Shamrock Diamonds expects sales next year to be Php 3,000,000.00. Inventory and Accounts

Receivable will increase Php 420,000.00 to accommodate this sales level. The company had a steady
profit margin of 10 percent with a 25 percent dividend payout. How much external financing will the
firm have to seek?

To determine the amount of external financing that Shamrock Diamonds needs to seek, we need to consider the changes in the company's inventory and accounts receivable.
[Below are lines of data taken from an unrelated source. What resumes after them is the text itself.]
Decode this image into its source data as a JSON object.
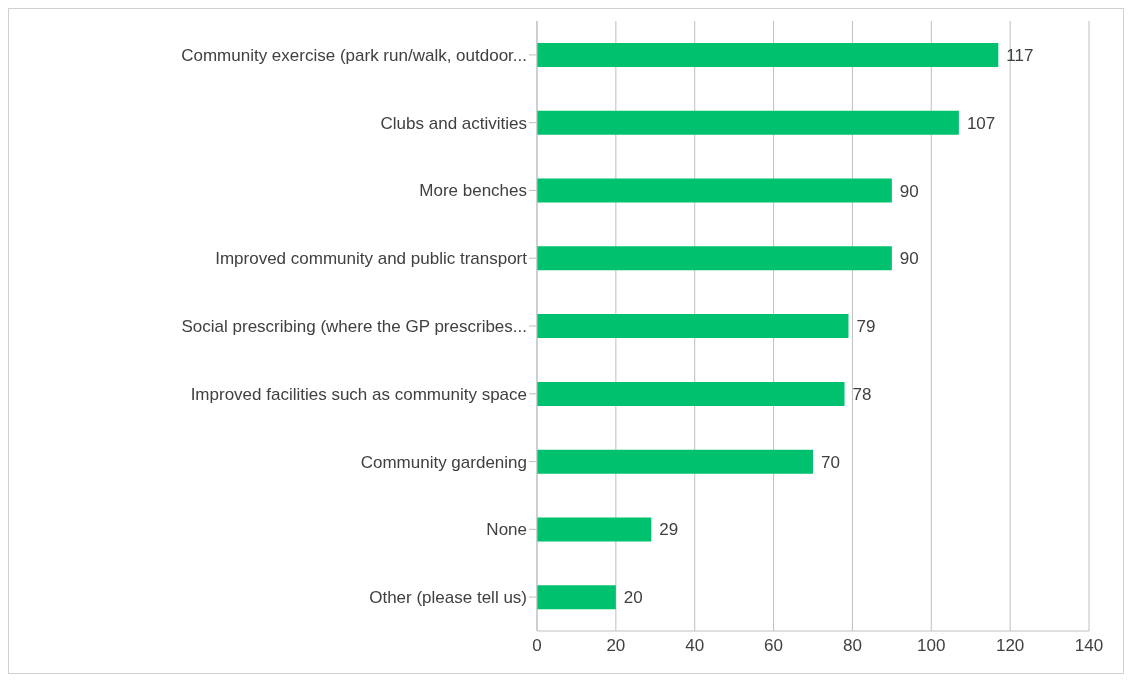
{
  "chart_data": {
    "type": "bar",
    "orientation": "horizontal",
    "categories": [
      "Community exercise (park run/walk, outdoor...",
      "Clubs and activities",
      "More benches",
      "Improved community and public transport",
      "Social prescribing (where the GP prescribes...",
      "Improved facilities such as community space",
      "Community gardening",
      "None",
      "Other (please tell us)"
    ],
    "values": [
      117,
      107,
      90,
      90,
      79,
      78,
      70,
      29,
      20
    ],
    "color": "#00c16e",
    "xlim": [
      0,
      140
    ],
    "xticks": [
      0,
      20,
      40,
      60,
      80,
      100,
      120,
      140
    ],
    "grid": "x",
    "data_labels": true,
    "legend": false
  }
}
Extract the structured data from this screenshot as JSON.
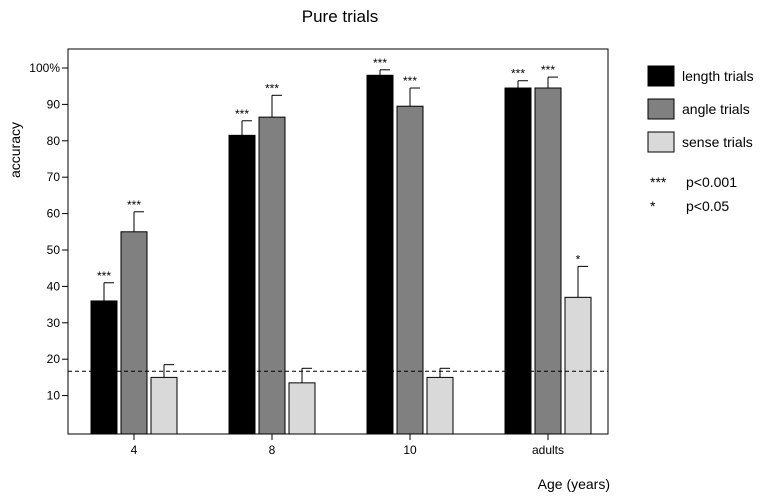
{
  "chart_data": {
    "type": "bar",
    "title": "Pure trials",
    "xlabel": "Age (years)",
    "ylabel": "accuracy",
    "ylim": [
      0,
      100
    ],
    "yticks": [
      10,
      20,
      30,
      40,
      50,
      60,
      70,
      80,
      90,
      100
    ],
    "ytick_labels": [
      "10",
      "20",
      "30",
      "40",
      "50",
      "60",
      "70",
      "80",
      "90",
      "100%"
    ],
    "categories": [
      "4",
      "8",
      "10",
      "adults"
    ],
    "chance_level": 16.7,
    "grid": false,
    "legend_position": "right",
    "series": [
      {
        "name": "length trials",
        "color": "#000000",
        "values": [
          36,
          81.5,
          98,
          94.5
        ],
        "errors": [
          5,
          4,
          1.5,
          2
        ],
        "significance": [
          "***",
          "***",
          "***",
          "***"
        ]
      },
      {
        "name": "angle trials",
        "color": "#808080",
        "values": [
          55,
          86.5,
          89.5,
          94.5
        ],
        "errors": [
          5.5,
          6,
          5,
          3
        ],
        "significance": [
          "***",
          "***",
          "***",
          "***"
        ]
      },
      {
        "name": "sense trials",
        "color": "#d9d9d9",
        "values": [
          15,
          13.5,
          15,
          37
        ],
        "errors": [
          3.5,
          4,
          2.5,
          8.5
        ],
        "significance": [
          "",
          "",
          "",
          "*"
        ]
      }
    ],
    "significance_legend": [
      {
        "symbol": "***",
        "label": "p<0.001"
      },
      {
        "symbol": "*",
        "label": "p<0.05"
      }
    ]
  }
}
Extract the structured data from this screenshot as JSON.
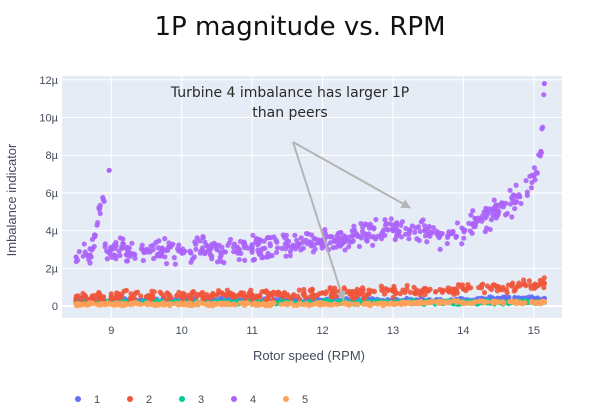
{
  "title": "1P magnitude vs. RPM",
  "chart_data": {
    "type": "scatter",
    "xlabel": "Rotor speed (RPM)",
    "ylabel": "Imbalance indicator",
    "xlim": [
      8.3,
      15.4
    ],
    "ylim": [
      -6.33e-07,
      1.22e-05
    ],
    "x_ticks": [
      9,
      10,
      11,
      12,
      13,
      14,
      15
    ],
    "x_tick_labels": [
      "9",
      "10",
      "11",
      "12",
      "13",
      "14",
      "15"
    ],
    "y_ticks": [
      0,
      2e-06,
      4e-06,
      6e-06,
      8e-06,
      1e-05,
      1.2e-05
    ],
    "y_tick_labels": [
      "0",
      "2µ",
      "4µ",
      "6µ",
      "8µ",
      "10µ",
      "12µ"
    ],
    "grid": true,
    "legend_placement": "bottom",
    "series": [
      {
        "name": "1",
        "color": "#636efa",
        "x": [
          8.5,
          9.0,
          9.5,
          10.0,
          10.5,
          11.0,
          11.5,
          12.0,
          12.5,
          13.0,
          13.5,
          14.0,
          14.5,
          15.0,
          15.15
        ],
        "y": [
          3e-07,
          3e-07,
          3e-07,
          3e-07,
          3e-07,
          3e-07,
          3e-07,
          3e-07,
          3e-07,
          3e-07,
          3e-07,
          3e-07,
          4e-07,
          4e-07,
          4e-07
        ]
      },
      {
        "name": "2",
        "color": "#ef553b",
        "x": [
          8.5,
          9.0,
          9.5,
          10.0,
          10.5,
          11.0,
          11.5,
          12.0,
          12.5,
          13.0,
          13.5,
          14.0,
          14.5,
          15.0,
          15.15
        ],
        "y": [
          4e-07,
          5e-07,
          5e-07,
          5e-07,
          6e-07,
          6e-07,
          6e-07,
          7e-07,
          7e-07,
          8e-07,
          8e-07,
          9e-07,
          1e-06,
          1.1e-06,
          1.2e-06
        ]
      },
      {
        "name": "3",
        "color": "#00cc96",
        "x": [
          8.5,
          9.0,
          9.5,
          10.0,
          10.5,
          11.0,
          11.5,
          12.0,
          12.5,
          13.0,
          13.5,
          14.0,
          14.5,
          15.0,
          15.15
        ],
        "y": [
          2e-07,
          2e-07,
          2e-07,
          2e-07,
          2e-07,
          2e-07,
          2e-07,
          2e-07,
          2e-07,
          2e-07,
          2e-07,
          2e-07,
          2e-07,
          2e-07,
          2e-07
        ]
      },
      {
        "name": "4",
        "color": "#ab63fa",
        "x": [
          8.5,
          8.7,
          8.97,
          9.0,
          9.5,
          10.0,
          10.5,
          11.0,
          11.5,
          12.0,
          12.5,
          13.0,
          13.5,
          13.9,
          14.2,
          14.5,
          14.8,
          15.0,
          15.1,
          15.15
        ],
        "y": [
          2.6e-06,
          2.7e-06,
          7.2e-06,
          3e-06,
          3e-06,
          2.9e-06,
          3e-06,
          3.1e-06,
          3.2e-06,
          3.5e-06,
          3.7e-06,
          4e-06,
          3.8e-06,
          3.7e-06,
          4.5e-06,
          5e-06,
          5.8e-06,
          6.9e-06,
          8.2e-06,
          1.18e-05
        ]
      },
      {
        "name": "5",
        "color": "#ffa15a",
        "x": [
          8.5,
          9.0,
          9.5,
          10.0,
          10.5,
          11.0,
          11.5,
          12.0,
          12.5,
          13.0,
          13.5,
          14.0,
          14.5,
          15.0,
          15.15
        ],
        "y": [
          1e-07,
          1e-07,
          1e-07,
          1e-07,
          1e-07,
          1e-07,
          1e-07,
          1e-07,
          1e-07,
          1e-07,
          2e-07,
          2e-07,
          2e-07,
          2e-07,
          2e-07
        ]
      }
    ],
    "annotation": {
      "lines": [
        "Turbine 4 imbalance has larger 1P",
        "than peers"
      ],
      "arrow_targets": [
        {
          "x": 12.3,
          "y": 3e-07
        },
        {
          "x": 13.25,
          "y": 5.2e-06
        }
      ]
    }
  }
}
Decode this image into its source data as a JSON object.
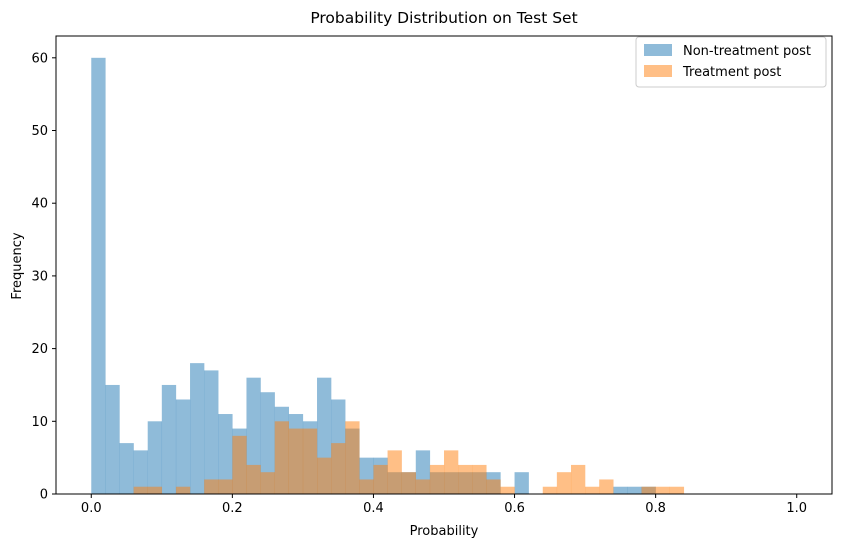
{
  "chart_data": {
    "type": "bar",
    "title": "Probability Distribution on Test Set",
    "xlabel": "Probability",
    "ylabel": "Frequency",
    "xlim": [
      -0.05,
      1.05
    ],
    "ylim": [
      0,
      63
    ],
    "xticks": [
      0.0,
      0.2,
      0.4,
      0.6,
      0.8,
      1.0
    ],
    "xtick_labels": [
      "0.0",
      "0.2",
      "0.4",
      "0.6",
      "0.8",
      "1.0"
    ],
    "yticks": [
      0,
      10,
      20,
      30,
      40,
      50,
      60
    ],
    "ytick_labels": [
      "0",
      "10",
      "20",
      "30",
      "40",
      "50",
      "60"
    ],
    "grid": false,
    "legend_position": "top-right",
    "bin_edges_range": [
      0,
      1
    ],
    "bin_count": 50,
    "series": [
      {
        "name": "Non-treatment post",
        "color": "#1f77b4",
        "alpha": 0.5,
        "values": [
          60,
          15,
          7,
          6,
          10,
          15,
          13,
          18,
          17,
          11,
          9,
          16,
          14,
          12,
          11,
          10,
          16,
          13,
          9,
          5,
          5,
          3,
          3,
          6,
          3,
          3,
          3,
          3,
          3,
          0,
          3,
          0,
          0,
          0,
          0,
          0,
          0,
          1,
          1,
          1,
          0,
          0,
          0,
          0,
          0,
          0,
          0,
          0,
          0,
          0
        ]
      },
      {
        "name": "Treatment post",
        "color": "#ff7f0e",
        "alpha": 0.5,
        "values": [
          0,
          0,
          0,
          1,
          1,
          0,
          1,
          0,
          2,
          2,
          8,
          4,
          3,
          10,
          9,
          9,
          5,
          7,
          10,
          2,
          4,
          6,
          3,
          2,
          4,
          6,
          4,
          4,
          2,
          1,
          0,
          0,
          1,
          3,
          4,
          1,
          2,
          0,
          0,
          1,
          1,
          1,
          0,
          0,
          0,
          0,
          0,
          0,
          0,
          0
        ]
      }
    ]
  }
}
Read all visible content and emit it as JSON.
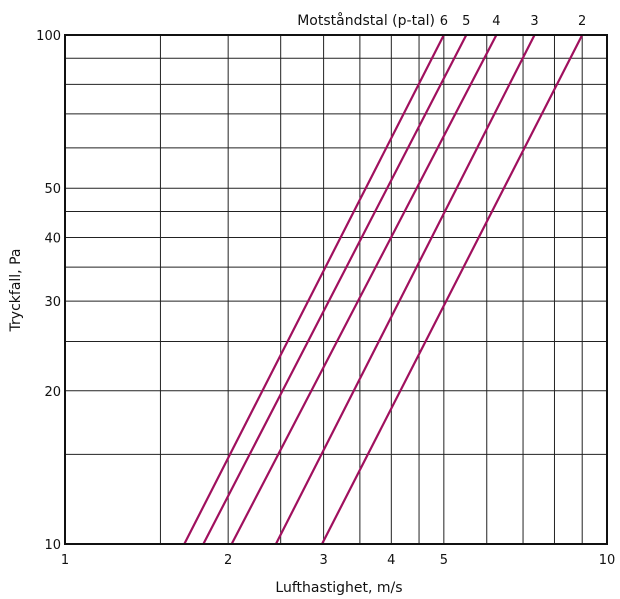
{
  "chart_data": {
    "type": "line",
    "title": "",
    "xlabel": "Lufthastighet, m/s",
    "ylabel": "Tryckfall, Pa",
    "legend_title": "Motståndstal (p-tal)",
    "xscale": "log",
    "yscale": "log",
    "xlim": [
      1,
      10
    ],
    "ylim": [
      10,
      100
    ],
    "x_ticks": [
      {
        "value": 1,
        "label": "1"
      },
      {
        "value": 2,
        "label": "2"
      },
      {
        "value": 3,
        "label": "3"
      },
      {
        "value": 4,
        "label": "4"
      },
      {
        "value": 5,
        "label": "5"
      },
      {
        "value": 10,
        "label": "10"
      }
    ],
    "y_ticks": [
      {
        "value": 10,
        "label": "10"
      },
      {
        "value": 20,
        "label": "20"
      },
      {
        "value": 30,
        "label": "30"
      },
      {
        "value": 40,
        "label": "40"
      },
      {
        "value": 50,
        "label": "50"
      },
      {
        "value": 100,
        "label": "100"
      }
    ],
    "x_grid": [
      1.5,
      2,
      2.5,
      3,
      3.5,
      4,
      4.5,
      5,
      6,
      7,
      8,
      9
    ],
    "y_grid": [
      15,
      20,
      25,
      30,
      35,
      40,
      45,
      50,
      60,
      70,
      80,
      90
    ],
    "grid": true,
    "line_color": "#a0105e",
    "series": [
      {
        "name": "6",
        "points": [
          [
            1.66,
            10
          ],
          [
            5.0,
            100
          ]
        ]
      },
      {
        "name": "5",
        "points": [
          [
            1.8,
            10
          ],
          [
            5.5,
            100
          ]
        ]
      },
      {
        "name": "4",
        "points": [
          [
            2.03,
            10
          ],
          [
            6.25,
            100
          ]
        ]
      },
      {
        "name": "3",
        "points": [
          [
            2.45,
            10
          ],
          [
            7.35,
            100
          ]
        ]
      },
      {
        "name": "2",
        "points": [
          [
            2.98,
            10
          ],
          [
            9.0,
            100
          ]
        ]
      }
    ]
  }
}
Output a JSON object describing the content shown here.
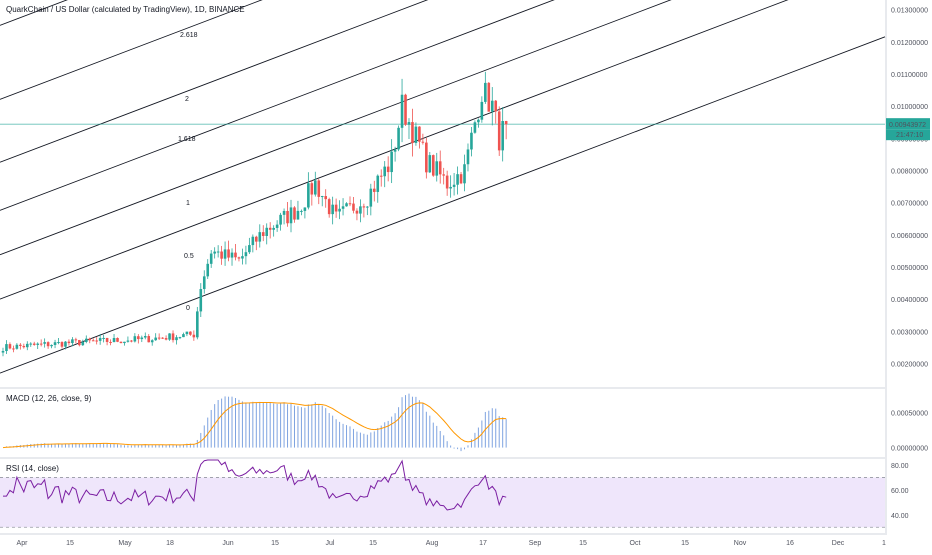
{
  "header": {
    "title": "QuarkChain / US Dollar (calculated by TradingView), 1D, BINANCE"
  },
  "colors": {
    "up": "#26a69a",
    "down": "#ef5350",
    "price_line": "#26a69a",
    "macd_line": "#2962ff",
    "signal_line": "#ff9800",
    "histogram": "#7ea3e0",
    "rsi_line": "#7b1fa2",
    "rsi_band": "#efe6fb",
    "pitchfork": "#131722"
  },
  "price_badges": {
    "last_price": "0.00943972",
    "countdown": "21:47:10"
  },
  "chart_data": [
    {
      "type": "candlestick",
      "title": "QuarkChain / US Dollar (calculated by TradingView), 1D, BINANCE",
      "x_labels": [
        "Apr",
        "15",
        "May",
        "18",
        "Jun",
        "15",
        "Jul",
        "15",
        "Aug",
        "17",
        "Sep",
        "15",
        "Oct",
        "15",
        "Nov",
        "16",
        "Dec",
        "1"
      ],
      "y_labels": [
        "0.01300000",
        "0.01200000",
        "0.01100000",
        "0.01000000",
        "0.00900000",
        "0.00800000",
        "0.00700000",
        "0.00600000",
        "0.00500000",
        "0.00400000",
        "0.00300000",
        "0.00200000"
      ],
      "ylim": [
        0.0013,
        0.0133
      ],
      "last_price": 0.00943972,
      "close_anchors": [
        [
          0,
          0.0025
        ],
        [
          20,
          0.00265
        ],
        [
          40,
          0.00275
        ],
        [
          55,
          0.0029
        ],
        [
          57,
          0.0044
        ],
        [
          60,
          0.0055
        ],
        [
          68,
          0.0052
        ],
        [
          75,
          0.0061
        ],
        [
          85,
          0.0068
        ],
        [
          90,
          0.0076
        ],
        [
          96,
          0.0065
        ],
        [
          105,
          0.0072
        ],
        [
          112,
          0.0083
        ],
        [
          115,
          0.01
        ],
        [
          122,
          0.0083
        ],
        [
          128,
          0.0076
        ],
        [
          133,
          0.008
        ],
        [
          138,
          0.0105
        ],
        [
          141,
          0.01
        ],
        [
          143,
          0.009
        ],
        [
          145,
          0.00944
        ]
      ],
      "fib_levels": [
        "2.618",
        "2",
        "1.618",
        "1",
        "0.5",
        "0"
      ]
    },
    {
      "type": "bar",
      "title": "MACD (12, 26, close, 9)",
      "y_labels": [
        "0.00050000",
        "0.00000000"
      ],
      "ylim": [
        -0.00012,
        0.00082
      ]
    },
    {
      "type": "line",
      "title": "RSI (14, close)",
      "y_labels": [
        "80.00",
        "60.00",
        "40.00"
      ],
      "ylim": [
        27,
        84
      ],
      "band": [
        30,
        70
      ]
    }
  ]
}
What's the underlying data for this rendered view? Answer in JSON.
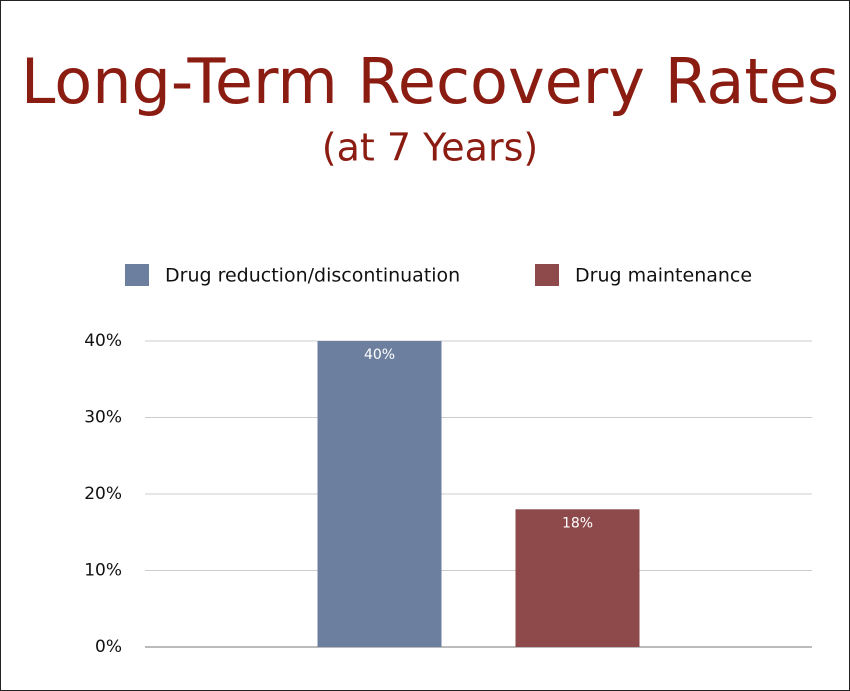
{
  "chart_data": {
    "type": "bar",
    "title": "Long-Term Recovery Rates",
    "subtitle": "(at 7 Years)",
    "categories": [
      null
    ],
    "series": [
      {
        "name": "Drug reduction/discontinuation",
        "color": "#6c7f9f",
        "values": [
          40
        ],
        "value_labels": [
          "40%"
        ]
      },
      {
        "name": "Drug maintenance",
        "color": "#8e4a4a",
        "values": [
          18
        ],
        "value_labels": [
          "18%"
        ]
      }
    ],
    "ylim": [
      0,
      40
    ],
    "yticks": [
      {
        "value": 0,
        "label": "0%"
      },
      {
        "value": 10,
        "label": "10%"
      },
      {
        "value": 20,
        "label": "20%"
      },
      {
        "value": 30,
        "label": "30%"
      },
      {
        "value": 40,
        "label": "40%"
      }
    ],
    "grid": true,
    "legend": "top"
  }
}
Step 1: Calculate the sales increase
Given that sales next year are expected to be Php 3,000,000.00 and the company will increase inventory and accounts receivable by Php 420,000.00, we need to subtract this increase from the sales figure.
New Sales = Sales + Increase in Inventory + Increase in Accounts Receivable
New Sales = Php 3,000,000.00 + Php 420,000.00
New Sales = Php 3,420,000.00

Step 2: Calculate the profit
Since the company has a steady profit margin of 10 percent, we can calculate the profit by multiplying the new sales figure by the profit margin.
Profit = New Sales * Profit Margin
Profit = Php 3,420,000.00 * 0.10
Profit = Php 342,000.00

Step 3: Calculate the dividend payout
The dividend payout is given as 25 percent. To find the dividend amount, we multiply the profit by the dividend payout ratio.
Dividend = Profit * Dividend Payout Ratio
Dividend = Php 342,000.00 * 0.25
Dividend = Php 85,500.00

Step 4: Calculate the amount of external financing needed
The amount of external financing required is equal to the increase in inventory and accounts receivable minus the dividend payout.
External Financing = Increase in Inventory + Increase in Accounts Receivable - Dividend
External Financing = Php 420,000.00 - Php 85,500.00
External Financing = Php 334,500.00

Therefore, Shamrock Diamonds will need to seek Php 334,500.00 in external financing.